More all-round successful, however, are the stories narrated in the first or close third person, particularly those featuring writers, such as “The Low, Shimmering Black Drone” and “Anhedonia, Here I Come”. In the latter, our writer hero finds himself at the right end of an act of “sudsy fellatio”, only for the interaction to be concluded with a wheedling request from his benefactor to look at a couple of his stories. “Could I just get your email or maybe a follow back?” That’s one way to establish the writer’s stratum in the hierarchy of life.

An early contender for strange title of the year must be Adrian Duncan’s third novel, The Geometer Lobachevsky, which to begin with I found impossible to remember (Lobster something, was it?) but ultimately couldn’t stop rolling around in my mouth.
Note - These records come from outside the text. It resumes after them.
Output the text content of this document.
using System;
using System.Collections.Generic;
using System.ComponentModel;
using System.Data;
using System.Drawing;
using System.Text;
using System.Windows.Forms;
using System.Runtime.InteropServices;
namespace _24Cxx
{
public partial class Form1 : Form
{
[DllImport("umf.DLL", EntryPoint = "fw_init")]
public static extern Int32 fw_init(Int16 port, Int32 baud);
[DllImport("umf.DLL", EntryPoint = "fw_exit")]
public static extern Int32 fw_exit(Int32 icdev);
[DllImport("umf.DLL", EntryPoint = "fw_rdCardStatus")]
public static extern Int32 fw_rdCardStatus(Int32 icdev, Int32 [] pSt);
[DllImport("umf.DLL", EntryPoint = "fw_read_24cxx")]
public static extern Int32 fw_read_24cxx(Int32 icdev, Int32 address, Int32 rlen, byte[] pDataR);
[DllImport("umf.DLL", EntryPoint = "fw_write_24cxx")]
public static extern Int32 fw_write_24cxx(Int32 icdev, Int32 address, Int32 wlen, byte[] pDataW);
Yet the title is the only ostentatious thing about it. If Colin Barrett sometimes seems in love with the sound of his own voice, then Duncan appears interested in excising any curlicues or flourishes from his prose until it is a simple, elegant, reflective surface.

This is not so surprising from someone who was previously an engineer, and has made a name as a writer interested in things as much as in people. His cool, lucid style and attention not just to what is going on but how his characters perceive what is going on, remind me of the work of Gerald Murnane. That is, he’s very good, but not for everyone.

The Geometer Lobachevsky, Adrian Duncan (Tuskar Rock, £14.99)

The new novel is about a Russian mathematician — or geometer — named Nikolai Lobachevsky, a descendant of the historical figure of the same name and profession. Our Lobachevsky is in Ireland in the 1950s, carrying out a land survey, when he learns that he may be in trouble back home; and so he acquires a Polish passport and lies low. 

The substance of the book describes — reports — Lobachevsky’s interactions with colleagues and experiences of the surroundings and climate (such as the “electronic moment” of a lightning strike). It’s a quiet book, until suddenly it isn’t, and the ending is sufficiently dramatic that for a moment it feels like a normal novel. 

Don’t be fooled. At one point Lobachevsky, when seeing the excitement with which an Irish colleague reads the newspaper, infers that “I am missing most of what is absorbing in this news”. It would be possible to do the same with The Geometer Lobachevsky, but its secrets are worth searching for.